A pesar de recordarlo como una pequeña meca cultural, me sorprendió ver, ya como adulto lector, que esa variedad literaria que percibía de niño se había convertido en otra cosa. Al sitio no se le puede reprochar nada en lo absoluto; se mantiene en pie con valentía en la difícil tarea de vivir de los libros en Venezuela. Sin embargo, la insistencia de los clientes en conseguir libros de autoayuda me abrumó un poco.
Revisé una estantería y vi algunos títulos de la editorial Seix Barral que ahora no recuerdo, pero que me parecieron interesantes. Revisé otra zona con los “libros más leídos” y ahora la autoayuda y la “formación financiera” me devolvieron la mirada.
En ese momento vino a mí aquel debate tan polémico sobre la importancia de seleccionar bien los libros que se leen. He tenido la oportunidad de hablar con libreros que me aseguran que esos títulos mantienen en pie a los ejemplares de verdadero interés literario y que son una especie de mal necesario. No puedo contradecirlos; ese es su negocio y ellos lo conocen mejor que nadie. Aunque —quizás por mi inmadurez y el idealismo juvenil—, yo me niego a resignarme. No. Venezuela no puede convertirse en una sociedad devoradora de libros vacíos.
Consciente de lo controversial de tal afirmación, me veo en la necesidad de aclarar: no está mal consumir autoayuda, lo que sí está mal es limitar todas las lecturas de la vida a ese nicho, cuyo objetivo principal es dar respuestas al lector. Y he allí la diferencia crucial entre una cosa y otra; la literatura tiene la virtud de, además de entretener, sembrar preguntas en el lector que fomentarán el desarrollo de su pensamiento crítico.
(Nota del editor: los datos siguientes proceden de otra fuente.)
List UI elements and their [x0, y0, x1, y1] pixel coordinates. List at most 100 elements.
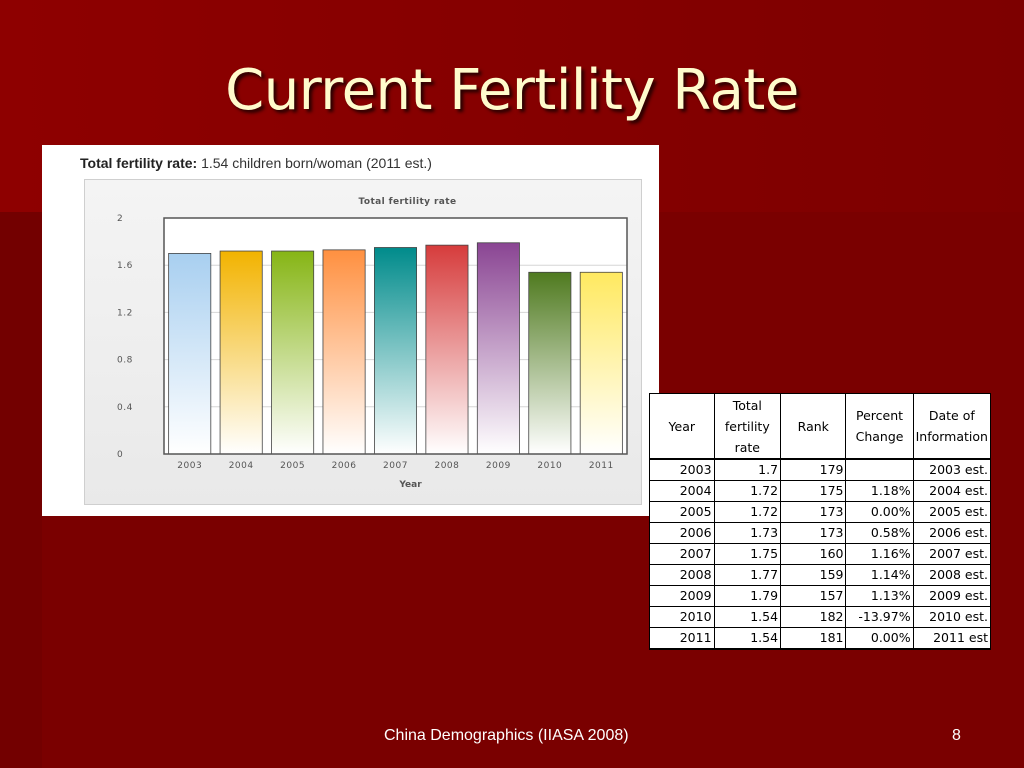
table-cell: 2011 est [912, 627, 992, 650]
table-header-row: Year Total fertility rate Rank Percent Chan… [649, 393, 992, 460]
table-cell: 1.75 [713, 543, 782, 565]
table-cell: 2010 [649, 606, 715, 628]
table-header-cell: Year [649, 393, 715, 460]
slide-background-notch [0, 212, 42, 768]
bar-2009 [476, 242, 520, 455]
table-cell: 1.16% [845, 543, 914, 565]
x-tick-label: 2009 [486, 461, 511, 471]
table-cell: 2005 est. [912, 501, 992, 523]
bar-2003 [168, 253, 212, 455]
table-cell: 2003 [649, 458, 715, 481]
bar-chart: 0 0.4 0.8 1.2 1.6 2 2003 2004 2005 2006 2007 2008 20… [117, 197, 628, 490]
chart-bars [163, 217, 628, 455]
table-row: 2006 1.73 173 0.58% 2006 est. [649, 522, 992, 544]
y-tick-label: 1.2 [117, 308, 133, 318]
table-row: 2010 1.54 182 -13.97% 2010 est. [649, 606, 992, 628]
table-cell: -13.97% [845, 606, 914, 628]
x-tick-label: 2005 [280, 461, 305, 471]
table-cell: 157 [780, 585, 847, 607]
table-cell: 2006 [649, 522, 715, 544]
bar-2005 [271, 250, 315, 455]
table-row: 2004 1.72 175 1.18% 2004 est. [649, 480, 992, 502]
x-tick-label: 2007 [383, 461, 408, 471]
table-header-cell: Date of Information [912, 393, 992, 460]
bar-2006 [322, 249, 366, 455]
chart-title: Total fertility rate [359, 197, 457, 207]
table-row: 2007 1.75 160 1.16% 2007 est. [649, 543, 992, 565]
table-header-cell: Percent Change [845, 393, 914, 460]
chart-heading-value: 1.54 children born/woman (2011 est.) [201, 155, 432, 171]
table-cell: 0.00% [845, 501, 914, 523]
footer-source: China Demographics (IIASA 2008) [384, 727, 629, 744]
table-cell: 173 [780, 522, 847, 544]
table-cell: 2007 [649, 543, 715, 565]
table-cell: 1.7 [713, 458, 782, 481]
chart-labels: 0 0.4 0.8 1.2 1.6 2 2003 2004 2005 2006 2007 2008 20… [117, 197, 614, 490]
table-cell: 1.72 [713, 480, 782, 502]
table-cell: 179 [780, 458, 847, 481]
table-cell: 181 [780, 627, 847, 650]
table-cell: 1.79 [713, 585, 782, 607]
x-tick-label: 2003 [177, 461, 202, 471]
x-tick-label: 2004 [229, 461, 254, 471]
slide-title: Current Fertility Rate [225, 58, 799, 123]
y-tick-label: 0 [117, 450, 123, 460]
table-cell: 1.13% [845, 585, 914, 607]
y-tick-label: 0.8 [117, 356, 133, 366]
table-cell: 2009 est. [912, 585, 992, 607]
table-cell: 173 [780, 501, 847, 523]
bar-2008 [425, 244, 469, 455]
x-tick-label: 2008 [434, 461, 459, 471]
table-cell: 1.72 [713, 501, 782, 523]
table-cell: 0.00% [845, 627, 914, 650]
table-cell: 1.54 [713, 627, 782, 650]
fertility-data-table: Year Total fertility rate Rank Percent Chan… [649, 393, 992, 650]
table-cell: 159 [780, 564, 847, 586]
table-cell [845, 458, 914, 481]
table-cell: 2010 est. [912, 606, 992, 628]
bar-2004 [219, 250, 263, 455]
table-cell: 1.73 [713, 522, 782, 544]
table-row: 2011 1.54 181 0.00% 2011 est [649, 627, 992, 650]
table-cell: 2003 est. [912, 458, 992, 481]
table-cell: 175 [780, 480, 847, 502]
table-cell: 1.54 [713, 606, 782, 628]
bar-2010 [528, 271, 572, 455]
x-axis-label: Year [398, 480, 422, 490]
table-cell: 0.58% [845, 522, 914, 544]
x-tick-label: 2006 [332, 461, 357, 471]
table-cell: 2011 [649, 627, 715, 650]
table-cell: 2009 [649, 585, 715, 607]
table-row: 2003 1.7 179 2003 est. [649, 458, 992, 481]
chart-panel: Total fertility rate: 1.54 children born… [42, 145, 659, 516]
plot-border [163, 217, 628, 455]
y-tick-label: 2 [117, 214, 123, 224]
bar-2011 [579, 271, 623, 455]
table-cell: 2004 [649, 480, 715, 502]
table-cell: 2007 est. [912, 543, 992, 565]
table-cell: 2008 est. [912, 564, 992, 586]
y-tick-label: 0.4 [117, 403, 133, 413]
table-cell: 1.77 [713, 564, 782, 586]
table-cell: 2008 [649, 564, 715, 586]
table-cell: 2006 est. [912, 522, 992, 544]
y-tick-label: 1.6 [117, 261, 133, 271]
bar-2007 [374, 247, 417, 455]
table-body: 2003 1.7 179 2003 est. 2004 1.72 175 1.18% 2004 … [649, 458, 992, 650]
table-row: 2009 1.79 157 1.13% 2009 est. [649, 585, 992, 607]
table-cell: 1.14% [845, 564, 914, 586]
table-cell: 1.18% [845, 480, 914, 502]
chart-heading-label: Total fertility rate: [80, 155, 198, 171]
chart-box: 0 0.4 0.8 1.2 1.6 2 2003 2004 2005 2006 2007 2008 20… [84, 179, 642, 505]
table-header-cell: Total fertility rate [713, 393, 782, 460]
slide-number: 8 [952, 727, 961, 744]
table-row: 2005 1.72 173 0.00% 2005 est. [649, 501, 992, 523]
table-row: 2008 1.77 159 1.14% 2008 est. [649, 564, 992, 586]
chart-heading: Total fertility rate: 1.54 children born… [80, 155, 432, 171]
table-header-cell: Rank [780, 393, 847, 460]
table-cell: 2004 est. [912, 480, 992, 502]
table-cell: 160 [780, 543, 847, 565]
x-tick-label: 2011 [589, 461, 614, 471]
x-tick-label: 2010 [537, 461, 562, 471]
table-cell: 182 [780, 606, 847, 628]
No basta con conocerme, también debes conocerte a ti y a tu entorno, y preguntarte qué aspectos de tu vida merecen ser cuestionados —gritan las obras de los buenos autores, mientras las otras ofrecen promesas que no siempre se pueden cumplir; una búsqueda por El Dorado moderno en forma de Lamborghinis, yates y una felicidad insostenible.
Y es que en esta carencia Venezuela también se desangra, porque la sociedad necesita referentes de altura que sirvan como modelo para construir un país mejor. Gente conocida por pensar antes de actuar y no al revés. En esta circunstancia, llevarse un libro de Borges, Gallegos o García Márquez se convierte en un acto verdaderamente revolucionario, porque contradice un Status Quo que nunca debió instalarse.
En fin, dimos un par de vueltas por la librería y nos marchamos. Como buenos lectores jóvenes, no teníamos dinero sino para comprar los ejemplares de segunda mano que nos llevamos más adelante.